Besic hatte eine aufregende Woche hinter sich: Der erste Kurzeinsatz in der Bundesliga gegen Dortmund, dann die Reise in die Slowakei zur bosnischen Nationalmannschaft, wo er am Mittwoch beim 3:2-Sieg in der 79. Minute ebenfalls sein Debüt feiern durfte. Besic entzog sich dem obligatorischen Trikottausch nach Spielende und überreichte das Jersey seinen Eltern Meho und Nermina, die das Spiel voller Stolz auf der Tribüne verfolgt hatten. Die Entscheidung für Bosnien und gegen die DFB-Elf stand für ihn nie zur Debatte. "Eine Herzensangelegenheit."

Nun folgt bei Hannover 96 der erste Einsatz von Beginn an. Welcher Spieler des Gegners auf ihn zukommen könnte, ist für den gebürtigen Berliner zweitrangig. "Ich will mein eigenes Spiel durchziehen." Immerhin bewies Besic beim 0:0 in der Vorbereitung gegen Juventus Turin, dass er auch gegen einen David Trezéguet bestehen kann.

Die Stärken des Jungprofis liegen in der Spieleröffnung und seinem gutem Auge, da sind sich Trainer Armin Veh und Besic einig. An seiner Statur will er weiter arbeiten: "Ich bin noch kein robuster Spieler."

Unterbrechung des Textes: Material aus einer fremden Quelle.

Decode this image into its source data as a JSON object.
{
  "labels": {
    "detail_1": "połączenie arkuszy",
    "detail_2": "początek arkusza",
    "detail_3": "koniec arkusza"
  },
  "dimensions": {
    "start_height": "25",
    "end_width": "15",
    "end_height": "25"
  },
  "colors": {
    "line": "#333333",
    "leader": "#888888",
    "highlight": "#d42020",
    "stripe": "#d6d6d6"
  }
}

Dass jetzt alles so schnell ging, freut den drittjüngsten HSV-Profi aller Zeiten (siehe Kasten) zwar, überrascht ihn aber nicht. Als er vor 18 Monaten von TeBe Berlin nach Hamburg kam, hatte er das Ziel Bundesliga fest vor Augen. Spätestens seit dieser Saison ist Fußball das Wichtigste für Besic, die Schule brach er im Sommer nach der 11. Klasse am Gymnasium Heidberg ab. "Ich wusste, dass ich Geduld haben muss und meine Chance irgendwann bekomme. Nun muss ich sie nutzen."

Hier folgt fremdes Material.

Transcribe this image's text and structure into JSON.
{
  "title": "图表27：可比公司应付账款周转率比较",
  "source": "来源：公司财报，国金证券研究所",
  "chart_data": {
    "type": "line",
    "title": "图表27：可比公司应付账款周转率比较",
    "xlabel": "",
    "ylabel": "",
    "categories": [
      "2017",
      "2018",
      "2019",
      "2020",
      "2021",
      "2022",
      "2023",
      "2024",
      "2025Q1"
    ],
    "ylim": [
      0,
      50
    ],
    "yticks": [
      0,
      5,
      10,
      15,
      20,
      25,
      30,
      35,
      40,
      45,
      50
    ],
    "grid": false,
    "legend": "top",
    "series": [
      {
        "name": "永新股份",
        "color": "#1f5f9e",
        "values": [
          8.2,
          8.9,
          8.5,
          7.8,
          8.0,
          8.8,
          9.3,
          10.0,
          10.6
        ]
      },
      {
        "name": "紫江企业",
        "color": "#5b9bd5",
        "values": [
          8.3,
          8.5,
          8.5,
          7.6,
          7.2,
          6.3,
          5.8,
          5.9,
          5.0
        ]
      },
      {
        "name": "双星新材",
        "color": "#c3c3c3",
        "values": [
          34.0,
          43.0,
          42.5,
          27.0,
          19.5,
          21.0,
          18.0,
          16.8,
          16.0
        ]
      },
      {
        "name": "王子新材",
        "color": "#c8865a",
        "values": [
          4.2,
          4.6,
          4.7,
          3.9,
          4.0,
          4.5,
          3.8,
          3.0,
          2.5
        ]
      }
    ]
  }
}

Wenn dem Abschlusstraining Glauben geschenkt werden darf, bekommt noch ein weiterer Spieler eine Chance, die er nutzen sollte - denn bei ihm ist es im Gegensatz zu Besic nicht mehr die erste: Änis Ben-Hatira, von Veh zu Saisonbeginn schon aussortiert, durfte in der Stammelf mitmischen und hat gute Aussichten, die rechte Seite im Mittelfeld zu besetzen. Heung Min Son und Maxim Choupo-Moting hätten dann das Nachsehen, genauso wie Ruud van Nistelrooy und Eljero Elia, die aufgrund ihres Fitnessrückstandes zunächst auf der Bank Platz nehmen.

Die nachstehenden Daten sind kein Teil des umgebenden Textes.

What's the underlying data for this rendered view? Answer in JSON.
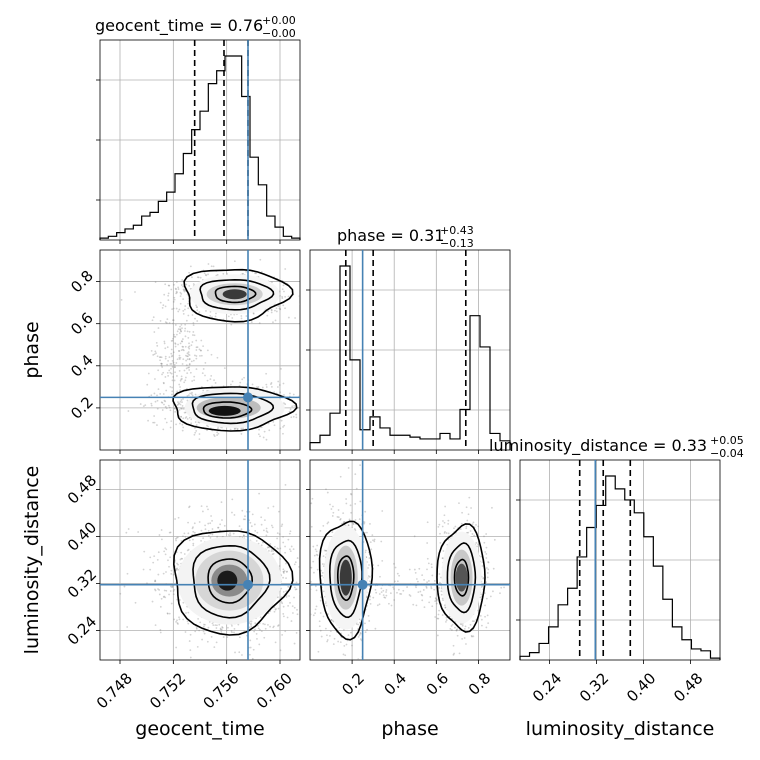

Unabhängig vom Verlauf des Spiels ist ein Fußball-Krimi garantiert: Vor der Partie werden in der mit 49 000 Fans ausverkauften AWD-Arena zwei Szenen für eine Tatort-Folge mit Maria Furtwängler als Kommissarin Charlotte Lindholm gedreht. Im Frühjahr 2011 soll sie ausgestrahlt werden.